Metadata is information that describes, classifies or identifies a piece of information. Metadata is typically described as a set of attributes that help to describe or classify an object. For example, here are just some of the metadata attributes for me!
In an information management system like SharePoint, these properties are defined as fields that can store values against a particular record. For example, in my case the field “Gender” would store the value “Male” and the “Name” field would store the value “Christopher Woodill”.
These fields can be used to find, filter, and prioritize information in a variety of different ways:
- If a field is unique to each record, I can use it to find a specific record. For example, your social insurance number, passport number, employee ID, etc. are commonly used for this purpose.
- If fields are standardized, I can use it for browsing and filtering large lists. For example, filtering a list of people where gender=male would provide me only the men in my list of profiles.
- Each field could be searched itself for important information. For example, the biography attribute may contain 5000 words of information describing my professional background, my accomplishments, etc. This information can be indexed so that when people do searches they find references contained within the field.
Another Example: Email
Let’s look at another example. Here are some of the metadata attributes attached to any email:
Each of these fields can be used to filter, sort or search the list of emails – we do this typically in a program such as Microsoft Outlook.
Metadata is Standardized
One of the key benefits of using metadata is standardization. For example, everyone around the world has agreed that an email has to contain the attributes above. In addition, there are rules around each field that prescribe valid information for that field – for example, the “Date Sent” field cannot be the value, “Blue” because this is clearly not a valid date. Most email clients will enforce these rules when you compose a message.
The benefit to this approach is that when I describe the concept “Email”, you as a user and your email client as a system understands what we’re talking about in a standard way.
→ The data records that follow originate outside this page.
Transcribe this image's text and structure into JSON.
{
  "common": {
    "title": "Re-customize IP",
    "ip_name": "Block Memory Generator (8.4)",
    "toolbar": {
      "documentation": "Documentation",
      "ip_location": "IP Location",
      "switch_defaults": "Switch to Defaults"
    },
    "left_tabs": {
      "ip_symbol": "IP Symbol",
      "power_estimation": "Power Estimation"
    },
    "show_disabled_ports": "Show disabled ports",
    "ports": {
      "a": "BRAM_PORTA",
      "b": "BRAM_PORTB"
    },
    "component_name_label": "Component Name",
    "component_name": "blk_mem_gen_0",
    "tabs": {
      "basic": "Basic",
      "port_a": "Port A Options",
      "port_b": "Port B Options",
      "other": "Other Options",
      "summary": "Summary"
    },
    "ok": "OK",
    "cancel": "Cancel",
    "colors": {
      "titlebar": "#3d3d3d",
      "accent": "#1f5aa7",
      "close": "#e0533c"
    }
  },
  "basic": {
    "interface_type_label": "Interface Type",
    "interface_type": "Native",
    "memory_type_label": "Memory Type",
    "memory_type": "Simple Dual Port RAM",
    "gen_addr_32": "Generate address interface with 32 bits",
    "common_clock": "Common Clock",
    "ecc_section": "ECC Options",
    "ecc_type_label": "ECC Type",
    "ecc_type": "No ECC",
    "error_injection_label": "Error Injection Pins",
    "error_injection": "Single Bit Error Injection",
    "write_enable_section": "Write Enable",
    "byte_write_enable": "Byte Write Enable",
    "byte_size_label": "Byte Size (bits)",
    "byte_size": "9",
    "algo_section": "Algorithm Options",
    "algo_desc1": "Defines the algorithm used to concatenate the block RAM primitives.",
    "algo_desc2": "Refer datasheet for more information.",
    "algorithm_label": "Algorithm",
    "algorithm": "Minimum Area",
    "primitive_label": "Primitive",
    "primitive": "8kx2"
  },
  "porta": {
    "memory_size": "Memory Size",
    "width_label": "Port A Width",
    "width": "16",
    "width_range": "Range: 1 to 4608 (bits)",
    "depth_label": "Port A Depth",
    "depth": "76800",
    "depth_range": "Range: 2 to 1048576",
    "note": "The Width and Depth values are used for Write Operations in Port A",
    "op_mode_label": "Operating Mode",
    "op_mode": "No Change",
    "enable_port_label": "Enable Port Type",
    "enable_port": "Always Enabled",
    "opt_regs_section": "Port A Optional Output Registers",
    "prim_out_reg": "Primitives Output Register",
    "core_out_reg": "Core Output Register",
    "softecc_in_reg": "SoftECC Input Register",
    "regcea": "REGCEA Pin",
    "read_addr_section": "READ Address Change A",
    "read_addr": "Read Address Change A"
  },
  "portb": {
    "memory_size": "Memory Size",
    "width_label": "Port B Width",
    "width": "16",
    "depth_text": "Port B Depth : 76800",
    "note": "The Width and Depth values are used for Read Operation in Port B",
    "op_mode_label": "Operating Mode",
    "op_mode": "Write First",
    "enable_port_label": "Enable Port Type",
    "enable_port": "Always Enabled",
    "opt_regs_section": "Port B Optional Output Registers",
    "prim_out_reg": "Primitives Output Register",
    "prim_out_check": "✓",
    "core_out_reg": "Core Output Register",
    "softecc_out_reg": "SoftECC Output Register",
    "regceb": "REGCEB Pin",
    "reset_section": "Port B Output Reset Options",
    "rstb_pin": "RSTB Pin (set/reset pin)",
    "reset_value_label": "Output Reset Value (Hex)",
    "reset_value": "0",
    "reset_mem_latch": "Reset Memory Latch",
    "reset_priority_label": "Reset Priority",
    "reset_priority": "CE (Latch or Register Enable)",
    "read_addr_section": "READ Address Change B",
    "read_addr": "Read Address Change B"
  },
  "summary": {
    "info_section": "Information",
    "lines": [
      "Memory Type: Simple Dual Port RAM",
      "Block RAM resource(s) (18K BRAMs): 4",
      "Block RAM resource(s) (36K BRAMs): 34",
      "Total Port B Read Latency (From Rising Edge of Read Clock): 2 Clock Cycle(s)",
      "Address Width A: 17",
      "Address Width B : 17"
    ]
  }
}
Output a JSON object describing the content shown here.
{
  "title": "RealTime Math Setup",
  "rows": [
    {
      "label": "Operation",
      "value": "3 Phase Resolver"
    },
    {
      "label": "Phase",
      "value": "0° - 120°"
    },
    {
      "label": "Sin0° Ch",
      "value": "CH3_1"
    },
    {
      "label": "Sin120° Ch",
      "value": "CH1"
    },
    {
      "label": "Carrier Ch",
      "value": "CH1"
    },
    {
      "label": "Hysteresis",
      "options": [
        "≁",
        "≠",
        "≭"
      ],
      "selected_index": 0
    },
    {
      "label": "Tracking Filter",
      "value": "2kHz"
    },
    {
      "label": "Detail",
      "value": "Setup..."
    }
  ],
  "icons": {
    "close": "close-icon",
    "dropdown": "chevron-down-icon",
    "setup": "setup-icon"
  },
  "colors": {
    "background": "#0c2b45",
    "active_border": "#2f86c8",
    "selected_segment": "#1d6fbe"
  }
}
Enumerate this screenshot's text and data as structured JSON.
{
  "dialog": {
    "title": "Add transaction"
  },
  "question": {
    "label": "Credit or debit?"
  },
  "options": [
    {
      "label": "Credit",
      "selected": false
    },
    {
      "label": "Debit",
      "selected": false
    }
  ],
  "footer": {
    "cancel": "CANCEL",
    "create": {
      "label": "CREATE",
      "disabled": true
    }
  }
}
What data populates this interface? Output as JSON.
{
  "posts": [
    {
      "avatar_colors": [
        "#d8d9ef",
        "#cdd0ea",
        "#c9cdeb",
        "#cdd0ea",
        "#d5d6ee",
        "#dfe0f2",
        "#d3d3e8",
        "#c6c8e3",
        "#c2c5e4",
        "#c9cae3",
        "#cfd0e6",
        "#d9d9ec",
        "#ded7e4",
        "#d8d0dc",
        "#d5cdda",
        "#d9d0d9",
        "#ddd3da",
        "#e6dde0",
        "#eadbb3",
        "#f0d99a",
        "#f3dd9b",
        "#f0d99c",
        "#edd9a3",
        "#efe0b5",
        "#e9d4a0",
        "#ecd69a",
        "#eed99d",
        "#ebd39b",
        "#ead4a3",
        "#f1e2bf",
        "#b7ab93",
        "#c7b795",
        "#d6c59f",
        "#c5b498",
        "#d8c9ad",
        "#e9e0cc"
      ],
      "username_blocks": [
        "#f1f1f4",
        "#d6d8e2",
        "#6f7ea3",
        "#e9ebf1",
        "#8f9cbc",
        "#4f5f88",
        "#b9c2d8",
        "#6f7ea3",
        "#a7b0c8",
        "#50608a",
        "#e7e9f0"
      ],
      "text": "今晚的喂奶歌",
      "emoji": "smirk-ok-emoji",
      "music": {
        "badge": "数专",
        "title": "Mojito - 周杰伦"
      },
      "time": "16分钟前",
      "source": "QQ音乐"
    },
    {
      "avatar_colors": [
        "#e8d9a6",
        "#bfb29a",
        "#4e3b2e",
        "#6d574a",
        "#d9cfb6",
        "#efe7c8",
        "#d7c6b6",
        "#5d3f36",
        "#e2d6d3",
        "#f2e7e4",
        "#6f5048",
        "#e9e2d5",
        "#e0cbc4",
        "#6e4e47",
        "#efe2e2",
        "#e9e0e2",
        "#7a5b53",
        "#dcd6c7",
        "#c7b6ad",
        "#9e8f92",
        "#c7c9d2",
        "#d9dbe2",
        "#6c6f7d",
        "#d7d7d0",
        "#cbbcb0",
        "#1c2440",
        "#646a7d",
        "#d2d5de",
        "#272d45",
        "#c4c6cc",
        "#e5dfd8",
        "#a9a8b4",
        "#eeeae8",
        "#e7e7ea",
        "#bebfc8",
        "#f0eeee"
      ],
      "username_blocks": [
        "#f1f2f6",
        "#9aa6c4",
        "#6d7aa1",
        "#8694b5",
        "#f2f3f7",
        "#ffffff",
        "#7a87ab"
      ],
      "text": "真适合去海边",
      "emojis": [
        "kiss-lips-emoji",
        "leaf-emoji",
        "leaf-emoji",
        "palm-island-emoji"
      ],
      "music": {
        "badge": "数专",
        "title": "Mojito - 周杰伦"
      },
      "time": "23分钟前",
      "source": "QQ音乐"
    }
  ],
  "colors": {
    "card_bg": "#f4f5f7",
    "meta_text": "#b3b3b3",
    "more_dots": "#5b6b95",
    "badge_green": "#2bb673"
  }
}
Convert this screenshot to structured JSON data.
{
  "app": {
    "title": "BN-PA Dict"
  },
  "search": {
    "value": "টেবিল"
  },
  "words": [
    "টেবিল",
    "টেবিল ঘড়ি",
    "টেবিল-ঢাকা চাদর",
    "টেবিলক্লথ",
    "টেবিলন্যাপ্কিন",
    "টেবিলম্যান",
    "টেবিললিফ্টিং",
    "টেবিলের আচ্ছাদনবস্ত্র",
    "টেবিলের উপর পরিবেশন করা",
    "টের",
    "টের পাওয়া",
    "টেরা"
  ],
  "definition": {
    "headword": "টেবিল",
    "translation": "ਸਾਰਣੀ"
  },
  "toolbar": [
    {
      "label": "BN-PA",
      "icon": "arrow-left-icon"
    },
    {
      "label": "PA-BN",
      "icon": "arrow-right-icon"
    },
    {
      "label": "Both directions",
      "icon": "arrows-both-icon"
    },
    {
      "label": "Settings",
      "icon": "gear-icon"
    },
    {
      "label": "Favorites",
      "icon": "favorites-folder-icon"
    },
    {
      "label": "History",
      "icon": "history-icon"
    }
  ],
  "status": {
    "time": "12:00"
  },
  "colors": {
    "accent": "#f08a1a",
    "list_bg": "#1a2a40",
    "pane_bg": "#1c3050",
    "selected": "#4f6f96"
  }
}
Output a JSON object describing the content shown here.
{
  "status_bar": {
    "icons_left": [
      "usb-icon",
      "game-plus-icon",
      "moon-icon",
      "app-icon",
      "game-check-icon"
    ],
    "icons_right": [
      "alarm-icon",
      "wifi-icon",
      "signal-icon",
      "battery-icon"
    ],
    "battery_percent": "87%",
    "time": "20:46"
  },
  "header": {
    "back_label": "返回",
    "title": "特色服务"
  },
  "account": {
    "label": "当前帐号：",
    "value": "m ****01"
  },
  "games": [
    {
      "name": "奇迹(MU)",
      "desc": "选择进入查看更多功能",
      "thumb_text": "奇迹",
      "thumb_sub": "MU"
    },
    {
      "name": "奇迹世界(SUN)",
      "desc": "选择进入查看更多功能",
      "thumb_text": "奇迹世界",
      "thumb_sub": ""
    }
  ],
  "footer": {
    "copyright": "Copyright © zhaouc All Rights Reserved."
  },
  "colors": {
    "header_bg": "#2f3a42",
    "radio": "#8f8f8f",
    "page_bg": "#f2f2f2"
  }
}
It means that we can exchange emails consistently because everyone uses the same standard.
Advanced Ideas on Metadata
Here are a few other ideas around metadata that are more advanced but have direct impact on how you can understand classification of information.
Imagine you are classifying a product in a catalogue. Your catalogue is published in English, French and German. The product list has a metadata attribute for colour (or “color”) and you pick “blue” from a standard list of colours. However, when you publish the catalogue in another language, you will need to provide a localized version of that attribute. The key concept here though is that Blue, Bleu, Blau are not different values – they are all the same colour. Instead, they are simply labels translated into their respective languages.
Imagine you are classifying restaurants by location. You assign a restaurant the value, “Denver” for the location. However, Denver actually lives within a hierarchy. By selecting “Denver”, you have also implicitly assigned it to the state “Colorado” and the country “United States”. By creating metadata fields into a structured hierarchy, we can use this to our advantage when we classify because the rules are in place to understand the relationship between the different levels, e.g. in the case the relationship between Denver, Colorado and the United States.
Documents and Events are different things. The metadata to describe a document might include a title, create date, and author while an event might include a description, attendees, and a start date. But we could have fields are that are used to classify both documents and events. For example, in this scenario, we have added the attribute “Department” to classify both documents and events.
The key standardization strategy here is that if we can define “Department” centrally then we can re-use that definition across both documents and events. The benefit to this is that when we talk about, search for, or filter by “Department” we have a consistent definition across all our information. This helps me when I want to bring together search results for different types of information, e.g. in this case, please give me a list of all the documents AND all the events for assigned to the Human Resources department.